The government is preparing to bring Pakistan’s booming e-commerce sector under the tax net in the upcoming 2025–26 federal budget, aiming to generate more revenue as part of fiscal reforms agreed with the International Monetary Fund (IMF).

Officials from the Federal Board of Revenue (FBR) are evaluating several measures to tap into the rapidly growing trend of online shopping, particularly among middle and upper-income consumers in major urban centers like Karachi, Lahore, and Islamabad.

Among the proposals under consideration is the imposition of general sales tax (GST) on e-commerce transactions. One key option includes deducting 3% GST at the point of cash delivery, to be collected by delivery agents on behalf of the FBR. The remaining 15% GST would be factored into product costs by the manufacturers.

The move comes as virtual talks between Pakistan and the IMF begin today to finalize the fiscal roadmap for the next year. These discussions are crucial to meeting the IMF’s fiscal deficit target of 5.1% of GDP.

Despite repeated efforts, successive governments have failed to effectively integrate millions of retailers into the formal tax net. The incumbent government’s recent Tajir Dost Scheme aimed at engaging retailers also failed to attract substantial participation. Authorities now view online shopping as a promising avenue for expanding the tax base.
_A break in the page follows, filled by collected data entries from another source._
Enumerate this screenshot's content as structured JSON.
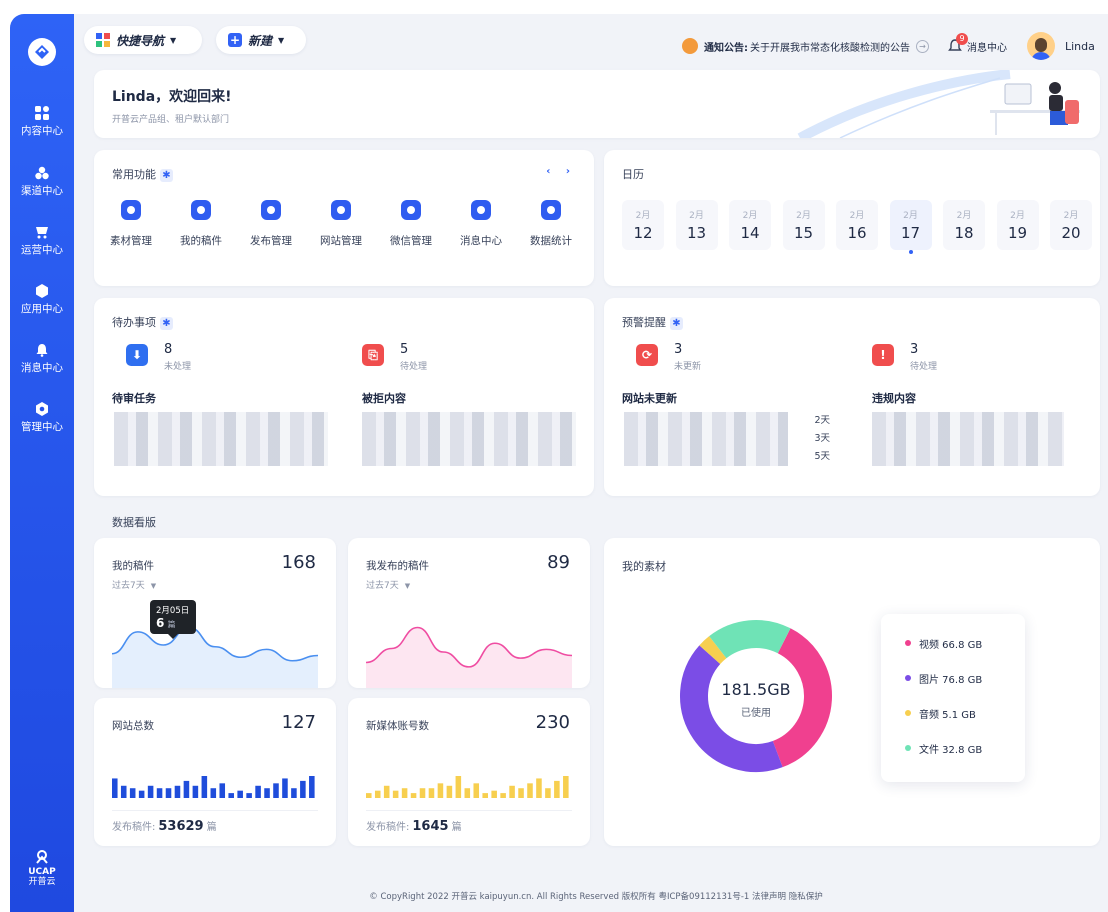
{
  "sidebar": {
    "items": [
      {
        "label": "内容中心",
        "icon": "grid-icon"
      },
      {
        "label": "渠道中心",
        "icon": "channels-icon"
      },
      {
        "label": "运营中心",
        "icon": "cart-icon"
      },
      {
        "label": "应用中心",
        "icon": "cube-icon"
      },
      {
        "label": "消息中心",
        "icon": "bell-icon"
      },
      {
        "label": "管理中心",
        "icon": "gear-icon"
      }
    ],
    "brand": "UCAP",
    "brand_sub": "开普云"
  },
  "topbar": {
    "quick_nav": "快捷导航",
    "new_label": "新建",
    "notice_label": "通知公告:",
    "notice_text": "关于开展我市常态化核酸检测的公告",
    "message_center": "消息中心",
    "message_count": "9",
    "user": "Linda"
  },
  "welcome": {
    "title": "Linda，欢迎回来!",
    "subtitle": "开普云产品组、租户默认部门"
  },
  "quick_functions": {
    "title": "常用功能",
    "items": [
      "素材管理",
      "我的稿件",
      "发布管理",
      "网站管理",
      "微信管理",
      "消息中心",
      "数据统计"
    ]
  },
  "calendar": {
    "title": "日历",
    "days": [
      {
        "month": "2月",
        "day": "12"
      },
      {
        "month": "2月",
        "day": "13"
      },
      {
        "month": "2月",
        "day": "14"
      },
      {
        "month": "2月",
        "day": "15"
      },
      {
        "month": "2月",
        "day": "16"
      },
      {
        "month": "2月",
        "day": "17"
      },
      {
        "month": "2月",
        "day": "18"
      },
      {
        "month": "2月",
        "day": "19"
      },
      {
        "month": "2月",
        "day": "20"
      }
    ],
    "selected_day": "17"
  },
  "todo": {
    "title": "待办事项",
    "groups": [
      {
        "count": "8",
        "status": "未处理",
        "label": "待审任务"
      },
      {
        "count": "5",
        "status": "待处理",
        "label": "被拒内容"
      }
    ]
  },
  "alerts": {
    "title": "预警提醒",
    "groups": [
      {
        "count": "3",
        "status": "未更新",
        "label": "网站未更新",
        "days": [
          "2天",
          "3天",
          "5天"
        ]
      },
      {
        "count": "3",
        "status": "待处理",
        "label": "违规内容"
      }
    ]
  },
  "dashboard": {
    "title": "数据看版",
    "my_drafts": {
      "title": "我的稿件",
      "value": "168",
      "period": "过去7天",
      "tooltip_date": "2月05日",
      "tooltip_value": "6",
      "tooltip_unit": "篇"
    },
    "my_published": {
      "title": "我发布的稿件",
      "value": "89",
      "period": "过去7天"
    },
    "site_total": {
      "title": "网站总数",
      "value": "127",
      "foot_label": "发布稿件:",
      "foot_value": "53629",
      "foot_unit": "篇"
    },
    "media_accounts": {
      "title": "新媒体账号数",
      "value": "230",
      "foot_label": "发布稿件:",
      "foot_value": "1645",
      "foot_unit": "篇"
    }
  },
  "materials": {
    "title": "我的素材",
    "total": "181.5GB",
    "total_label": "已使用",
    "colors": {
      "视频": "#f0408f",
      "图片": "#7b4de6",
      "音频": "#f7cf4f",
      "文件": "#6fe3b6"
    }
  },
  "chart_data": [
    {
      "type": "pie",
      "title": "我的素材",
      "categories": [
        "视频",
        "图片",
        "音频",
        "文件"
      ],
      "values": [
        66.8,
        76.8,
        5.1,
        32.8
      ],
      "units": "GB",
      "legend_labels": [
        "视频  66.8 GB",
        "图片  76.8 GB",
        "音频  5.1 GB",
        "文件  32.8 GB"
      ]
    },
    {
      "type": "area",
      "title": "我的稿件",
      "x": [
        "1",
        "2",
        "3",
        "4",
        "5",
        "6",
        "7",
        "8",
        "9"
      ],
      "values": [
        3,
        5.5,
        4,
        6,
        3.8,
        2.6,
        3.5,
        2.2,
        2.8
      ]
    },
    {
      "type": "area",
      "title": "我发布的稿件",
      "x": [
        "1",
        "2",
        "3",
        "4",
        "5",
        "6",
        "7",
        "8",
        "9"
      ],
      "values": [
        2,
        3.6,
        6,
        3.2,
        1.5,
        4.2,
        2.5,
        3.5,
        2.8
      ]
    },
    {
      "type": "bar",
      "title": "网站总数",
      "values": [
        8,
        5,
        4,
        3,
        5,
        4,
        4,
        5,
        7,
        5,
        9,
        4,
        6,
        2,
        3,
        2,
        5,
        4,
        6,
        8,
        4,
        7,
        9
      ]
    },
    {
      "type": "bar",
      "title": "新媒体账号数",
      "values": [
        2,
        3,
        5,
        3,
        4,
        2,
        4,
        4,
        6,
        5,
        9,
        4,
        6,
        2,
        3,
        2,
        5,
        4,
        6,
        8,
        4,
        7,
        9
      ]
    }
  ]
}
The FBR is also reviewing options to tax domestic purchases made via credit or debit cards, noting that federal excise duty (FED) is already imposed on international card payments, but not on local transactions.

According to an internal FBR study, Pakistan’s e-commerce market has significant untapped potential, especially in urban areas where digital buying behavior is now mainstream.

“We are considering options to bring online shopping or e-commerce into the tax net from the next budget,” said a senior official involved in the discussions. “The phenomenon has grown rapidly, and this is the right time to incorporate it into the tax framework before it becomes harder to regulate.”

Proposed legal reforms may also require online platforms and marketplaces—even those not holding inventory—to collect and deposit sales tax on the government’s behalf. However, tax experts have raised concerns, warning that premature taxation may hinder growth in a sector still finding its footing.

In contrast, tax officials argue that waiting too long to regulate the sector could create larger compliance issues in the future.

The final framework will be discussed during the ongoing Pakistan-IMF budget negotiations, and any changes are expected to be announced with the official budget next month.